Band of Outsiders (1964)

 Jean-Luc Godard's "Band of Outsiders"


When people think of the French New Wave movement, they typically think of something like Jean-Luc Godard's 1964 film "Band of Outsiders." Perhaps this is because "Band of Outsiders" is Godard's most accessible film or because it carries all of typical institutions of the New Wave format. Even famed Hollywood director Quentin Tarantino mimicked this film and its New Wave sentiments for his early films. He even went as far as calling his production company "A Band Apart." Through all the influence and homage it has caused, it stands as one of Godard's most accessible and recognized films. 

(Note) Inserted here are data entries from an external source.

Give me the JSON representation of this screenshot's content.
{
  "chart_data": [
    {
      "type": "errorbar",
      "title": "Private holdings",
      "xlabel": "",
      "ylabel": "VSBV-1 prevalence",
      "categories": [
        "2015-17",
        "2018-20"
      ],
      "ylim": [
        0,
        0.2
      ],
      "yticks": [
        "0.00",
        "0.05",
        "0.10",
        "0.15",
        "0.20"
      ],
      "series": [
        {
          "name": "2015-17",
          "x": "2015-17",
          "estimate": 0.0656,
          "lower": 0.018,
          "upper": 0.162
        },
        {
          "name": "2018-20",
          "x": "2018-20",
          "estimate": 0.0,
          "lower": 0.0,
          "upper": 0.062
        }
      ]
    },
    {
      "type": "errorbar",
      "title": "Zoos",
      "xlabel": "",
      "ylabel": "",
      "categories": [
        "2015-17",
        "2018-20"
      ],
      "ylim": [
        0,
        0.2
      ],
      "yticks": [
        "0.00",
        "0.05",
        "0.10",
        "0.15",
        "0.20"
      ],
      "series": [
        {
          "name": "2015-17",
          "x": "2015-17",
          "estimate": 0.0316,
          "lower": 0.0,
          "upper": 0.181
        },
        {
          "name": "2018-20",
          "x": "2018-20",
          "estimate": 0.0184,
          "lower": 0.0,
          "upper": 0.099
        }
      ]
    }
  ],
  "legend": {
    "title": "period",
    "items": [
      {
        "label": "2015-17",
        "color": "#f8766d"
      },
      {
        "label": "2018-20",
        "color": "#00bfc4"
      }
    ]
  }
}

The film details a series of circumstances in which a young, sheltered woman meets a group of troublemaking bandits hatch a plan to steal a large sum of money from her aunt and uncle. Through the interactions with the men, the young woman 'lets her hair down' and experiences some impromptu shenanigans after being under the thumb of her guardians for so long. The trouplet attend a café, dance, and go to the Louvre amongst other mundanities while they wait for the moment when their plan unfolds. However, when they are forced to attempt the robbery a day early, their plans completely fall apart.

As is the case with most Godard films, the narrative theme of the film involves a complete disillusionment with expectations. Throughout the film, the two men, Franz and Arthur, think they can pull off this heist due to their knowledge of Hollywood B-thrillers and American novels. They base their entire personality and expectation for what they can accomplish on art and media they've consumed. However in the end, they're expectations end up unrealized. Real life is not a Hollywood movie or an American novel. 

The film as described by Godard is "Alice in Wonderland" meets Franz Kafka. I found this to be an adequate representation of the film, as our 'Alice' does down into a rabbit hole and down a whirlwind adventure only to end up in a dark and confusing place at the end. As noted by film critic Ignatiy Vishnevetsky notes, there is a certain double-edged sword presented in the film through this intoxication of a youthful spirit. Vishnevetsky says it "contains some of the medium's most sublime images of the anything-goes possibility of youth, but it also captures the hopelessness and loneliness of being youth with nothing to do. Whether they're planning a crime or performing an impromptu dance routine, the trio is mostly motivated by boredom, and everything carries a tinge of personal darkness." This thematic drive works throughout all of Godard's work. The media and consumer fueled youth spend their time in a state of nihilistic boredom and create unwelcomed outcomes to their restless desires. Godard creates an observation of modernity through this idea.

Through this restless meandering to satiate a restless boredom, the activities being partaken by the youths create scenes that are iconic in the history of cinema. These scenes remind me fervently of Jean Vigo's moments of creativity through the expressions of his respective youths in his 1933 film "Zero for Conduct." Vigo uses visual cues and abstractions to iterate the creative expressions of the children, like making a ball disappear in frame and having a drawing come to life through animation. Godard does some things with the same sense of youthful spirit with his creative expressions. In "Band of Outsiders," the group notes how long a minute actually lasts and Godard then creates utter silence as all ambient noise cuts out and the three of them sit in absolute silence (along with the viewer) for what feels like almost a minute. The three of them then do an impromptu dance routine. These are examples of the character exhibiting a sense of restless boredom and all the while, Godard acts creatively against the traditional narrative of cinema storytelling to compose the meandering yet youthful restless spirit that composes it. With these scenes, we get iconic moments that have been replicated endless with plenty of homage paid. It is in these moments that Godard expresses his restless boredom with the state of cinema and its traditional structures, just as the characters are attempting to rebel against the stagnation of their lives and the formal authorities that exert themselves in reality. 

"Band of Outsiders," to me, is definitely not Godard's highest echelon of work. In fact, I would call it a more middle-of-the-road film for Godard's oeuvre. That being said, "Band of Outsiders" stands apart from many of Godard's film and even films from the 1960s as something filled with a sense of spirit and creativity. Its characters, filled with the exuberate expectations, are met with utter disappointment at the reality of the world and must settle for undesired results. It is a film that encapsulates the 1960s and all its youthful arrogance. However, amongst this arrogance lies something completely creative and transformative.